Love in the Time of Cholera (El amor en los tiempos del colera in the original Spanish), published in 1985, was the first novel by Gabriel García Marquez to be published since he was awarded the Nobel Prize for Literature in 1982 As abundant publicity surrounding the book's appearance in December 1985 revealed, the author was already working on a sequel to his novel Chronicle of a Death Foretold when the Nobel committee's decision was announced with the award there came numerous public commitments obliging García Marquez to interrupt the progress of his project until January 1984, when he resumed work on the existing material. Love in the Time of Cholera was eventually completed in August 1985 and published three months ahead of schedule.
Initial critical response took the form of summary notices and reviews, the most enthusiastic of which asserted that Love in the Time of Cholera was one of the great living classics of the Spanish language.

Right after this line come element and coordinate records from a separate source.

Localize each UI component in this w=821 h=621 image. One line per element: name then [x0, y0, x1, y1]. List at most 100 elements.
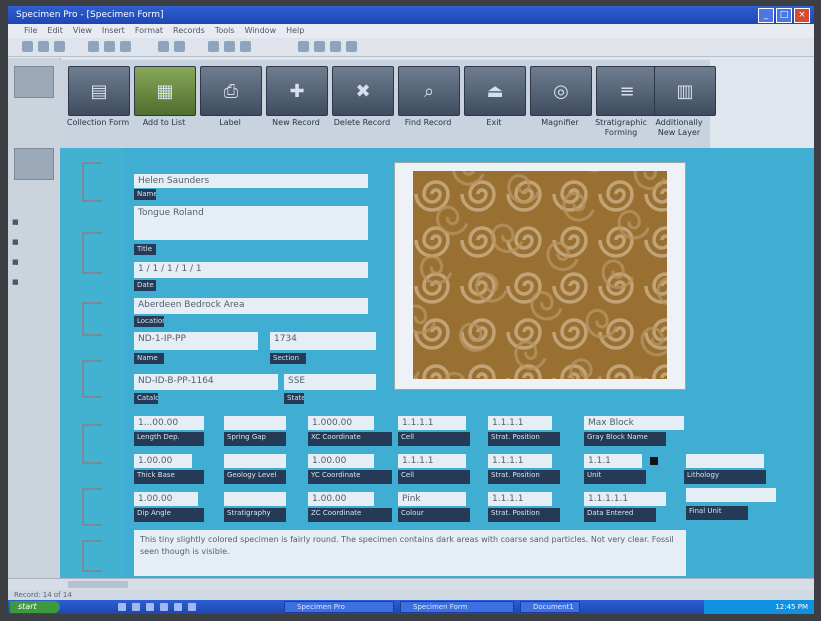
- cut-icon[interactable]: [88, 41, 99, 52]
- menu-view[interactable]: View: [73, 24, 92, 38]
- start-button[interactable]: start: [10, 601, 60, 613]
- bold-icon[interactable]: [208, 41, 219, 52]
- task-button[interactable]: Document1: [520, 601, 580, 613]
- measure-value[interactable]: 1.1.1.1: [398, 454, 466, 468]
- desktop-icon[interactable]: [118, 603, 126, 611]
- measure-value[interactable]: 1.1.1.1: [488, 492, 552, 506]
- measure-value[interactable]: 1.00.00: [134, 454, 192, 468]
- measure-value[interactable]: [224, 454, 286, 468]
- menu-records[interactable]: Records: [173, 24, 205, 38]
- measure-value[interactable]: 1.1.1.1.1: [584, 492, 666, 506]
- catalog-field[interactable]: ND-ID-B-PP-1164: [134, 374, 278, 390]
- title-field[interactable]: Tongue Roland: [134, 206, 368, 240]
- italic-icon[interactable]: [224, 41, 235, 52]
- app-icon[interactable]: [188, 603, 196, 611]
- task-button[interactable]: Specimen Pro: [284, 601, 394, 613]
- nav-item[interactable]: ■: [12, 278, 19, 286]
- task-button[interactable]: Specimen Form: [400, 601, 514, 613]
- nav-item[interactable]: ■: [12, 218, 19, 226]
- location-field[interactable]: Aberdeen Bedrock Area: [134, 298, 368, 314]
- section-field[interactable]: 1734: [270, 332, 376, 350]
- nav-form-button[interactable]: [14, 148, 54, 180]
- add-to-list-button[interactable]: ▦: [134, 66, 196, 116]
- ribbon-label: New Record: [272, 118, 320, 127]
- menu-format[interactable]: Format: [135, 24, 163, 38]
- lithology-field[interactable]: [686, 454, 764, 468]
- quick-toolbar: [8, 38, 814, 57]
- measure-value[interactable]: 1...00.00: [134, 416, 204, 430]
- border-icon[interactable]: [346, 41, 357, 52]
- filter-icon[interactable]: [174, 41, 185, 52]
- menu-bar: File Edit View Insert Format Records Too…: [8, 24, 814, 38]
- name-field[interactable]: Helen Saunders: [134, 174, 368, 188]
- new-record-button[interactable]: ✚: [266, 66, 328, 116]
- section-label: Section: [270, 353, 306, 364]
- measure-value[interactable]: 1.1.1.1: [488, 416, 552, 430]
- measure-value[interactable]: [224, 492, 286, 506]
- save-icon[interactable]: [22, 41, 33, 52]
- underline-icon[interactable]: [240, 41, 251, 52]
- exit-button[interactable]: ⏏: [464, 66, 526, 116]
- measure-value[interactable]: 1.1.1.1: [488, 454, 552, 468]
- date-field[interactable]: 1 / 1 / 1 / 1 / 1: [134, 262, 368, 278]
- notes-field[interactable]: This tiny slightly colored specimen is f…: [134, 530, 686, 576]
- menu-file[interactable]: File: [24, 24, 37, 38]
- nav-item[interactable]: ■: [12, 238, 19, 246]
- id-number-field[interactable]: ND-1-IP-PP: [134, 332, 258, 350]
- find-record-button[interactable]: ⌕: [398, 66, 460, 116]
- measure-value[interactable]: 1.00.00: [134, 492, 198, 506]
- menu-window[interactable]: Window: [245, 24, 277, 38]
- collection-form-button[interactable]: ▤: [68, 66, 130, 116]
- delete-icon: ✖: [355, 80, 371, 102]
- ribbon-label: Delete Record: [333, 118, 391, 127]
- label-button[interactable]: ⎙: [200, 66, 262, 116]
- final-unit-field[interactable]: [686, 488, 776, 502]
- browser-icon[interactable]: [132, 603, 140, 611]
- stratigraphic-button[interactable]: ≡: [596, 66, 658, 116]
- align-icon[interactable]: [298, 41, 309, 52]
- menu-tools[interactable]: Tools: [215, 24, 235, 38]
- window-titlebar: Specimen Pro - [Specimen Form] _ □ ×: [8, 6, 814, 24]
- unit-checkbox[interactable]: [650, 457, 658, 465]
- menu-edit[interactable]: Edit: [47, 24, 63, 38]
- font-color-icon[interactable]: [314, 41, 325, 52]
- state-field[interactable]: SSE: [284, 374, 376, 390]
- folder-icon[interactable]: [174, 603, 182, 611]
- ribbon-label: Exit: [486, 118, 502, 127]
- scroll-thumb[interactable]: [68, 581, 128, 588]
- measure-value[interactable]: 1.00.00: [308, 492, 374, 506]
- copy-icon[interactable]: [104, 41, 115, 52]
- new-layer-button[interactable]: ▥: [654, 66, 716, 116]
- mail-icon[interactable]: [146, 603, 154, 611]
- measure-value[interactable]: 1.00.00: [308, 454, 374, 468]
- measure-label: Length Dep.: [134, 432, 204, 446]
- measure-label: Geology Level: [224, 470, 286, 484]
- measure-value[interactable]: 1.1.1: [584, 454, 642, 468]
- maximize-button[interactable]: □: [776, 8, 792, 23]
- nav-pane-button[interactable]: [14, 66, 54, 98]
- fill-color-icon[interactable]: [330, 41, 341, 52]
- measure-value[interactable]: 1.000.00: [308, 416, 374, 430]
- nav-item[interactable]: ■: [12, 258, 19, 266]
- navigation-pane: ■ ■ ■ ■: [8, 58, 61, 578]
- magnifier-button[interactable]: ◎: [530, 66, 592, 116]
- specimen-photo[interactable]: [413, 171, 667, 379]
- minimize-button[interactable]: _: [758, 8, 774, 23]
- state-label: State: [284, 393, 304, 404]
- measure-value[interactable]: Max Block: [584, 416, 684, 430]
- redo-icon[interactable]: [54, 41, 65, 52]
- measure-value[interactable]: Pink: [398, 492, 466, 506]
- undo-icon[interactable]: [38, 41, 49, 52]
- measure-value[interactable]: 1.1.1.1: [398, 416, 466, 430]
- menu-help[interactable]: Help: [286, 24, 304, 38]
- sort-icon[interactable]: [158, 41, 169, 52]
- media-icon[interactable]: [160, 603, 168, 611]
- close-button[interactable]: ×: [794, 8, 810, 23]
- measure-label: Colour: [398, 508, 470, 522]
- paste-icon[interactable]: [120, 41, 131, 52]
- delete-record-button[interactable]: ✖: [332, 66, 394, 116]
- menu-insert[interactable]: Insert: [102, 24, 125, 38]
- measure-value[interactable]: [224, 416, 286, 430]
- magnifier-icon: ◎: [553, 80, 569, 102]
- strata-icon: ≡: [619, 80, 635, 102]
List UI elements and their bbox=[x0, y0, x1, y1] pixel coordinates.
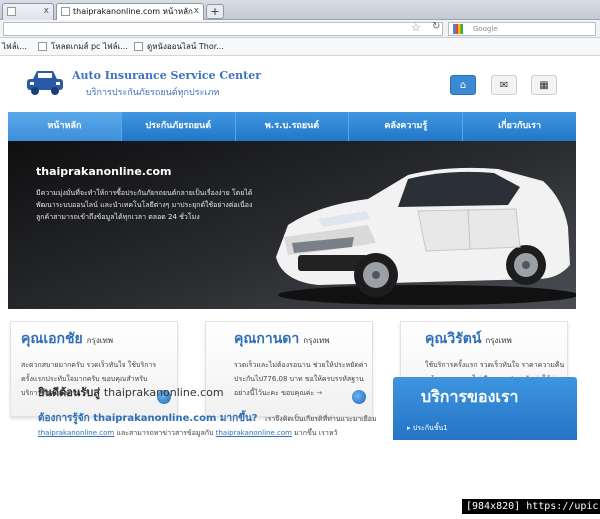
mail-icon: ✉ bbox=[499, 80, 509, 91]
menu-item-about[interactable]: เกี่ยวกับเรา bbox=[463, 112, 576, 141]
hero-title: thaiprakanonline.com bbox=[36, 165, 172, 178]
welcome-prefix: ยินดีต้อนรับสู่ bbox=[38, 386, 100, 399]
contact-button[interactable]: ✉ bbox=[491, 75, 517, 95]
bookmarks-bar: ไฟล์เ... โหลดเกมส์ pc ไฟล์เ... ดูหนังออน… bbox=[0, 38, 600, 56]
service-item-label: ประกันชั้น1 bbox=[412, 424, 448, 432]
address-bar[interactable] bbox=[3, 22, 443, 36]
watermark: [984x820] https://upic.me/ bbox=[462, 499, 600, 514]
faq-question: ต้องการรู้จัก thaiprakanonline.com มากขึ… bbox=[38, 411, 377, 426]
bookmark-item[interactable]: โหลดเกมส์ pc ไฟล์เ... bbox=[38, 38, 128, 55]
bookmark-icon bbox=[134, 42, 143, 51]
services-panel: บริการของเรา ▸ ประกันชั้น1 bbox=[393, 377, 577, 440]
tab-favicon-icon bbox=[7, 7, 16, 16]
star-icon[interactable]: ☆ bbox=[411, 21, 421, 34]
hero-banner: thaiprakanonline.com มีความมุ่งมั่นที่จะ… bbox=[8, 141, 576, 309]
google-icon bbox=[453, 24, 463, 34]
bookmark-label: ดูหนังออนไลน์ Thor... bbox=[147, 42, 224, 51]
tab-close-icon[interactable]: x bbox=[194, 4, 199, 19]
tab-close-icon[interactable]: x bbox=[44, 4, 49, 19]
sitemap-button[interactable]: ▦ bbox=[531, 75, 557, 95]
testimonial-location: กรุงเทพ bbox=[485, 336, 512, 345]
testimonial-name: คุณเอกชัย bbox=[21, 331, 83, 347]
reload-icon[interactable]: ↻ bbox=[432, 21, 440, 32]
search-placeholder: Google bbox=[473, 25, 498, 33]
hero-text: มีความมุ่งมั่นที่จะทำให้การซื้อประกันภัย… bbox=[36, 189, 253, 221]
menu-item-knowledge[interactable]: คลังความรู้ bbox=[349, 112, 464, 141]
browser-tab-2[interactable]: thaiprakanonline.com หน้าหลัก x bbox=[56, 3, 204, 20]
faq-intro: เราจึงคิดเป็นเกียรติที่ท่านแวะมาเยือม bbox=[265, 415, 377, 423]
menu-item-home[interactable]: หน้าหลัก bbox=[8, 112, 122, 141]
site-subtitle: บริการประกันภัยรถยนต์ทุกประเภท bbox=[86, 88, 220, 98]
browser-tab-1[interactable]: x bbox=[2, 3, 54, 20]
sitemap-icon: ▦ bbox=[539, 80, 549, 91]
search-input[interactable]: Google bbox=[448, 22, 596, 36]
domain-link[interactable]: thaiprakanonline.com bbox=[38, 429, 114, 437]
faq-paragraph: thaiprakanonline.com และสามารถหาข่าวสารข… bbox=[38, 428, 338, 439]
testimonial-card: คุณกานดา กรุงเทพ รวดเร็วและไม่ต้องรอนาน ช… bbox=[205, 321, 373, 417]
quote-bullet-icon bbox=[352, 390, 366, 404]
browser-tab-bar: x thaiprakanonline.com หน้าหลัก x + bbox=[0, 0, 600, 20]
home-button[interactable]: ⌂ bbox=[450, 75, 476, 95]
bookmark-icon bbox=[38, 42, 47, 51]
main-menu: หน้าหลัก ประกันภัยรถยนต์ พ.ร.บ.รถยนต์ คล… bbox=[8, 112, 576, 141]
home-icon: ⌂ bbox=[459, 80, 467, 91]
read-more-link[interactable]: → bbox=[316, 389, 322, 397]
faq-text: และสามารถหาข่าวสารข้อมูลกับ bbox=[114, 429, 216, 437]
site-title: Auto Insurance Service Center bbox=[72, 69, 262, 82]
welcome-domain: thaiprakanonline.com bbox=[103, 386, 224, 399]
welcome-heading: ยินดีต้อนรับสู่ thaiprakanonline.com bbox=[38, 383, 224, 401]
faq-text-tail: มากขึ้น เราหวังว่าท่านจะได้ bbox=[294, 429, 338, 437]
tab-label: thaiprakanonline.com หน้าหลัก bbox=[73, 7, 193, 16]
bookmark-label: ไฟล์เ... bbox=[2, 42, 27, 51]
hero-car-image bbox=[276, 167, 576, 305]
testimonial-location: กรุงเทพ bbox=[86, 336, 114, 345]
bookmark-item[interactable]: ดูหนังออนไลน์ Thor... bbox=[134, 38, 224, 55]
bookmark-label: โหลดเกมส์ pc ไฟล์เ... bbox=[51, 42, 128, 51]
tab-favicon-icon bbox=[61, 7, 70, 16]
car-logo-icon[interactable] bbox=[24, 67, 66, 97]
faq-question-text: ต้องการรู้จัก thaiprakanonline.com มากขึ… bbox=[38, 413, 258, 424]
testimonial-location: กรุงเทพ bbox=[303, 336, 330, 345]
service-item[interactable]: ▸ ประกันชั้น1 bbox=[407, 423, 448, 434]
services-heading: บริการของเรา bbox=[421, 387, 519, 406]
testimonial-text: รวดเร็วและไม่ต้องรอนาน ช่วยให้ประหยัดค่า… bbox=[234, 361, 368, 397]
testimonial-card: คุณเอกชัย กรุงเทพ สะดวกสบายมากครับ รวดเร็… bbox=[10, 321, 178, 417]
domain-link[interactable]: thaiprakanonline.com bbox=[216, 429, 292, 437]
new-tab-button[interactable]: + bbox=[206, 4, 224, 19]
testimonial-name: คุณกานดา bbox=[234, 331, 300, 347]
testimonial-name: คุณวิรัตน์ bbox=[425, 331, 482, 347]
bookmark-item[interactable]: ไฟล์เ... bbox=[2, 38, 27, 55]
menu-item-compulsory[interactable]: พ.ร.บ.รถยนต์ bbox=[236, 112, 350, 141]
menu-item-car-insurance[interactable]: ประกันภัยรถยนต์ bbox=[122, 112, 236, 141]
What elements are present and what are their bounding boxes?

It has been called a masterpiece of sensuous prose, because of its ability to summon up the textures, sensual pleasures, tastes, and smells associated with living in a particular place at a particular time. Because of this, it has been compared to other contemporary texts such as Toni Morrison's vibrant account of Harlem life Jazz. Overblown yet controlled, García Marquez's story of life, love, and lust in a convention-bound provincial city on the Caribbean coast of Colombia displays great imaginative and narrative freedom. In addition, it has an almost novella-like discipline in its structuring of recurrent ideas.